Ver de verano

Fue el verano en que me alimenté de lechuga. Había descubierto una huerta en una quinta cerca de casa, y cada mañana iba lo más temprano que podía —para que el sol no me matara— a buscar la planta de lechuga kilométrica que esa misma noche terminaría de ser devorada. Lavaba en el patio las hojas verdes, verdes casi amarillas, blancas, de donde la tierra negra desaparecía junto con el agua cristalina. Un olor a barro, a lluvia, a tierra abierta, a verdura, se pegaba a mi cuerpo. Entraba a la casa con mi balde lleno de hojas frescas, que comía a lo largo del día generalmente en ensalada; otras veces solas, con gusto a agua.

Fue el verano en que el sol caía a pique durante todo el día. Nuestras sombras nunca se alejaban mucho de nuestros pies; se quedaban vibrando, allá abajo, pero nunca se iban muy lejos ni, prolongándose, se estiraban hacia el horizonte. Vertical caía el sol fuera cual fuera la hora del día, y la noche llegaba de golpe, escamoteando el crepúsculo. Habíamos iniciado un juego, el sol y yo: cada atardecer sacaba mi reposera al patio, la instalaba bajo la sombra del alero, mirando hacia el oeste; llevaba una pava caliente y mi matecito (única excepción a mi dieta a base de lechuga, como si sólo pudiera comer y beber cosas verdes). Me hacía la distraída, pretendía escuchar el canto de los pájaros, buscar mensajes en las nubes. Pero yo sabía (y él también) que quería ver el crepúsculo. En eso estábamos; un fulgor dorado me enceguecía, instantes después el cielo estaba casi negro, excepto una franja delgada allá en el oeste donde el azul oscuro se volvía verde y después un amarillo débil. No murmuraba “me cagaste una vez más” porque, a pesar de la soledad, no sentía la necesidad de hablar sola, y porque mi madre me inculcó desde chiquita no usar ese lenguaje.

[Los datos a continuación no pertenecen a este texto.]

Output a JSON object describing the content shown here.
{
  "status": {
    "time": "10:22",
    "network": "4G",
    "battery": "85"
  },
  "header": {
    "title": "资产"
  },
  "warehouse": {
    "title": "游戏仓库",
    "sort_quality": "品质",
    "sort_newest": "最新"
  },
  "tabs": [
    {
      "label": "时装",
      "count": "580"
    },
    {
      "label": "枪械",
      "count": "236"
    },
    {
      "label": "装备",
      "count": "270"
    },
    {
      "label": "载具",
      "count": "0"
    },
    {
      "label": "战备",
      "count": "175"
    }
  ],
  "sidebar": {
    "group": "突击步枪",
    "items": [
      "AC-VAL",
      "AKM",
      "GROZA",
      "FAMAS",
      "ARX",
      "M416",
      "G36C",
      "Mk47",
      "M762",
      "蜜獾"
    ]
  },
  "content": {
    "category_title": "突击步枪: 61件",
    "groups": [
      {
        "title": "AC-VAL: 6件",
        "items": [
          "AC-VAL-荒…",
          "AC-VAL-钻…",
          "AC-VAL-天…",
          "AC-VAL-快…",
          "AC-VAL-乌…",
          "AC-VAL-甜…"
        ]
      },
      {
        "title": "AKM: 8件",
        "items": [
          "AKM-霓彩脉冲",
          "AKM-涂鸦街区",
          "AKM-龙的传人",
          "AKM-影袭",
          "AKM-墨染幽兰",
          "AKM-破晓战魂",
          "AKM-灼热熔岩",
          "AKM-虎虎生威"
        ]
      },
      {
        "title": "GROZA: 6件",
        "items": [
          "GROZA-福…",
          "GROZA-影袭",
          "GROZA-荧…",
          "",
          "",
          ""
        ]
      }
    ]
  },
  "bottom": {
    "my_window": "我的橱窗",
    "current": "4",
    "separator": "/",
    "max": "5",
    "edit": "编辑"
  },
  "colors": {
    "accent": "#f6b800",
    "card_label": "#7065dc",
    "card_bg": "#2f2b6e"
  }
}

Fue el verano en que todos en el pueblo decidieron irse de vacaciones; semanas antes del fin de la primavera había aparecido en la plaza de la intendencia un carromato que anunciaba las ventajas del turismo y ofrecía visitas a todos los sitios que nadie podía morir sin conocer. La fiebre de viaje se propagó como epidemia y se fueron yendo todos. Con aire no de vacacionantes sino de peregrinos, la gente más sedentaria que vi en mi vida armaba sus valijas rellenándolas hasta el hartazgo, las ataban con piolines, hilos sisal, cinturones viejos, y se apresuraban para no perder el ómnibus que los llevaría a ver el mundo.

Fue el verano en que en el pueblo sólo quedamos unos pocos: Doña Catalina, atenta a su campo y sus gallinas, inmune a cualquier enfermedad lo mismo que a cualquier novedad, en quien nada que sucediera más allá de la verja de su casa despertaba el menor interés; José, encargado de servir el café en la intendencia, la escuela y la comisaría, bruscamente ascendido a intendente, comisario y juez suplente ante la ausencia de cualquier otro funcionario o empleado municipal; el viejo de los zapatos, llamado así porque pasaba el día frente a una caja de lustrar, aunque era evidente para todos, empezando por él, que el calzado más habitual del pueblo, las alpargatas, no requiere tal servicio. La caja de lustrar, inmaculada y siempre provista de pomadas y franelas brillantes, parecía una excusa que se ponía el viejo para que lo dejaran dormitar tranquilo en una esquina, fumando con los ojos entrecerrados un cigarrito colgante, hasta que al anochecer se levantaba, cruzaba la calle, se tomaba una grapa en el almacén, y se iba a su casa que nadie sabía dónde quedaba, si es que tenía casa. Descubrir la huerta de las lechugas fue algo bueno. De mi casa quedaba para el otro lado, no para el del pueblo, por eso la fiebre de viaje no había tocado a sus habitantes, quienes cada mañana me recibían con una sonrisa y un mate, y elegían para mí la lechuga más bonita.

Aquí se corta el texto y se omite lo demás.